A few days ago I posted a blog on the subject of EasyJet’s expansion of their routes from Hamburg. The news from the airline this week is the commencement of two new routes from Bristol Airport – with flights to Reykjavik and Marrakech launching in December 2013. Here I’m going to concentrate on Reykjavik. The news represents exciting news for people in the south west of England, with the opening of this new service to the Icelandic capital. An EasyJet spokesman said “Reykjavik is fast becoming one of the most popular destinations for UK holidaymakers who are attracted to the fantastic scenery and natural beauty as well as the thriving bar and restaurant scene.”
Reykjavik is an exciting and unusual city break destination.

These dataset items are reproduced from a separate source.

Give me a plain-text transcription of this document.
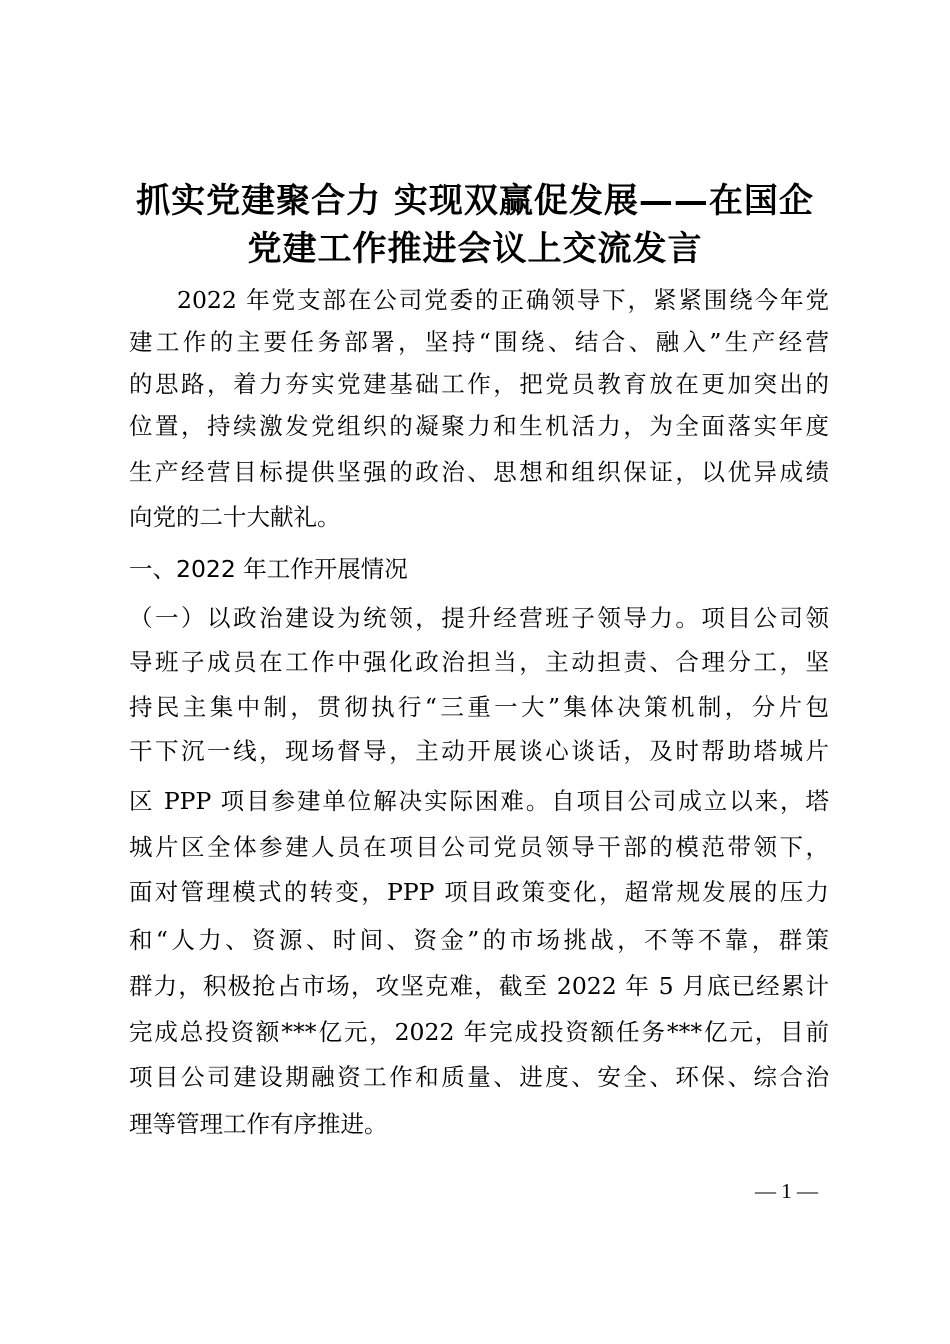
抓实党建聚合力 实现双赢促发展——在国企
党建工作推进会议上交流发言
2022 年党支部在公司党委的正确领导下，紧紧围绕今年党
建工作的主要任务部署，坚持“围绕、结合、融入”生产经营
的思路，着力夯实党建基础工作，把党员教育放在更加突出的
位置，持续激发党组织的凝聚力和生机活力，为全面落实年度
生产经营目标提供坚强的政治、思想和组织保证，以优异成绩
向党的二十大献礼。
一、2022 年工作开展情况
（一）以政治建设为统领，提升经营班子领导力。项目公司领
导班子成员在工作中强化政治担当，主动担责、合理分工，坚
持民主集中制，贯彻执行“三重一大”集体决策机制，分片包
干下沉一线，现场督导，主动开展谈心谈话，及时帮助塔城片
区 PPP 项目参建单位解决实际困难。自项目公司成立以来，塔
城片区全体参建人员在项目公司党员领导干部的模范带领下，
面对管理模式的转变，PPP 项目政策变化，超常规发展的压力
和“人力、资源、时间、资金”的市场挑战，不等不靠，群策
群力，积极抢占市场，攻坚克难，截至 2022 年 5 月底已经累计
完成总投资额***亿元，2022 年完成投资额任务***亿元，目前
项目公司建设期融资工作和质量、进度、安全、环保、综合治
理等管理工作有序推进。
— 1 —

With less than 120,00 inhabitants it is a city with a relaxed “small town” atmosphere. There are plenty of sights in the city to keep most visitors happy for a day or too but you really shouldn’t visit Reykjavik without taking at least one trip out of the city to witness some of Europe’s most spectacular scenery.

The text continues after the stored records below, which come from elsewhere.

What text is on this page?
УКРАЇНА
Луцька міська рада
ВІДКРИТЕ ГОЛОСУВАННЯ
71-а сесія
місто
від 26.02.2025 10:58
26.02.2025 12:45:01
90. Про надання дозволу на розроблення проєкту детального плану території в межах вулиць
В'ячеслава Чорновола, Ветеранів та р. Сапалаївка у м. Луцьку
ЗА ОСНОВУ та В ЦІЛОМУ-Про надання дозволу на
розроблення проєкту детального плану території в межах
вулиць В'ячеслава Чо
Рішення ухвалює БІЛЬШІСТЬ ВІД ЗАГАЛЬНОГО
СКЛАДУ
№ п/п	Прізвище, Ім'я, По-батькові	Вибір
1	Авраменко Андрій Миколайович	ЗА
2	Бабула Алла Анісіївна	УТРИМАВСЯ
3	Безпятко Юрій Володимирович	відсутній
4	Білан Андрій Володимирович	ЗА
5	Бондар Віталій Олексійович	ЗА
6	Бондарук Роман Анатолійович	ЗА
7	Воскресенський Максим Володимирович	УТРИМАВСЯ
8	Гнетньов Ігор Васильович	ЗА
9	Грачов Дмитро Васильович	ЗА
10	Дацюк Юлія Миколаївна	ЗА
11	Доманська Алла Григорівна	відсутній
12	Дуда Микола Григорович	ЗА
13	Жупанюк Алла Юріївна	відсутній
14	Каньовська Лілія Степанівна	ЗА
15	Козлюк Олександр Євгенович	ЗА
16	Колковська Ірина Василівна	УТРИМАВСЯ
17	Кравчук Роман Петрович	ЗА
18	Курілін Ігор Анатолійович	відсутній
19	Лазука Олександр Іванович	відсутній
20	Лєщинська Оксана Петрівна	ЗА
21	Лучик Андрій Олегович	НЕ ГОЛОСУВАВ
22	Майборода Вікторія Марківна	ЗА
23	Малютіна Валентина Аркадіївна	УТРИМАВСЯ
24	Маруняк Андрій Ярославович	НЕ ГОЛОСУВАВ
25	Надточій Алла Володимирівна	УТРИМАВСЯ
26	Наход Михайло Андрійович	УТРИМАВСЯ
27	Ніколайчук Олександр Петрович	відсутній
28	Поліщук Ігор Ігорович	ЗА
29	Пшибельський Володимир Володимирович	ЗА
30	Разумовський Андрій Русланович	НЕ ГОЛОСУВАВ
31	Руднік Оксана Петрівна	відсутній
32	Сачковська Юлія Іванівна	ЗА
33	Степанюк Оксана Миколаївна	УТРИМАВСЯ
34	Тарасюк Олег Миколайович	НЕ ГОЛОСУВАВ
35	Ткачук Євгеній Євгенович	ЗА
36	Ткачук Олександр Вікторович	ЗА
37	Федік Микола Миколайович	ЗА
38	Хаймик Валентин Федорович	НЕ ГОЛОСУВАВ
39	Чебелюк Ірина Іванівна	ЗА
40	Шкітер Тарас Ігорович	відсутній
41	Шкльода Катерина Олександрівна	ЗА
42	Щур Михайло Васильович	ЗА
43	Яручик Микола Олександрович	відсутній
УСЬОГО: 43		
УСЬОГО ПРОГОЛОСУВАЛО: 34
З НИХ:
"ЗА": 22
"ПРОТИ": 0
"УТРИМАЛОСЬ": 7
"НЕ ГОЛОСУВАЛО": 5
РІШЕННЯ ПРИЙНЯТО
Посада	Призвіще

Visitors during the winter months will of course be hoping to see the Northern Lights or Aurora Borealis. Some of the best Northern Lights viewing conditions in the world occur in Iceland from late August through to April. Astronomers are predicting that the Northern Lights will be some of the brightest in decades over the next few years due to a peak in the solar cycle, so now is the time to visit. The Aurora Borealis are a spectacular natural phenomenon, often seen as waves of brilliantly coloured light dancing across the Arctic sky. The Lights originate from the sun, where large explosions and electronic storms throw flares and solar particles deep into space. These clouds of solar particles are caught by the Earth’s magnetic field at the south and north poles. The particles collide with the gases of Earth’s atmosphere and cause them to glow. The colours formed depend on the type of gas – oxygen glows red or green while nitrogen produces blue or purple lights.

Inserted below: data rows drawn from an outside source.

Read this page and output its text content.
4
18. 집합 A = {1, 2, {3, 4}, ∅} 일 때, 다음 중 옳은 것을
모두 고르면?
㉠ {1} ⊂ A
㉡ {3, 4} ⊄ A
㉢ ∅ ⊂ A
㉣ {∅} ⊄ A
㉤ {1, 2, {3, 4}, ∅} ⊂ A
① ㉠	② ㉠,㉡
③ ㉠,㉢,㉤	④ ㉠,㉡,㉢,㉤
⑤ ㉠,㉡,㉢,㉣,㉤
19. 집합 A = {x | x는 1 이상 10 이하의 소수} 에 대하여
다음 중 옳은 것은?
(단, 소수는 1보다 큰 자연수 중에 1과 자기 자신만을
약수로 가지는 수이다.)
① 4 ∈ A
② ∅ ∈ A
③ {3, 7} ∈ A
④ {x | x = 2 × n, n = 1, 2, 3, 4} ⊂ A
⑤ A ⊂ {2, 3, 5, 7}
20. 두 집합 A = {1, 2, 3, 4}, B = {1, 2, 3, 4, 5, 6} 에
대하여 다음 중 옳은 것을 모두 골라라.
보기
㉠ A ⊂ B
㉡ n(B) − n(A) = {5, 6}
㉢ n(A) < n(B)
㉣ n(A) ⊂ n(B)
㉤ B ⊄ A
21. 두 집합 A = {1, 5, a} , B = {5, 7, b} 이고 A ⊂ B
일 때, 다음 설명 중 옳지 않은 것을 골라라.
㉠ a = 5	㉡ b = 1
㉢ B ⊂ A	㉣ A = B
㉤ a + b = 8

Many local operators offer excursions from Reykjavik which aim to see the Northern Lights. Tours usually leave at about 9pm and visit places far outside the glow of the city lights where the Northern Lights are most likely to be seen, although the spectacle can never be guaranteed and a clear sky is essential.
Winter days are short in Iceland but in Reykjavik there’s a full calendar of cultural events with festivities galore, concerts, plays and many seasonal exhibitions to keep the visitor entertained. For outdoor types there are also monster jeep tours, horseback riding, dog sledding and snowmobiling on a glacier. The Christmas season is always celebrated with great enthusiasm. The city’s buildings, trees and streets are decorated with countless fairy lights, ornaments and Christmas displays. On New Year’s Eve Reykjavík explodes with colour and light in one of the most impressive firework shows you’ll ever see. In February visitors can enjoy the tasty Food & Fun festival, followed closely by the Winter Lights Festival, which always delivers a packed programme full of special events for the whole family.
If you choose a winter city break in Reykjavik you may be lucky enough to see the Northern Lights, but if not there areplenty of activities to make this a very special and exciting few days.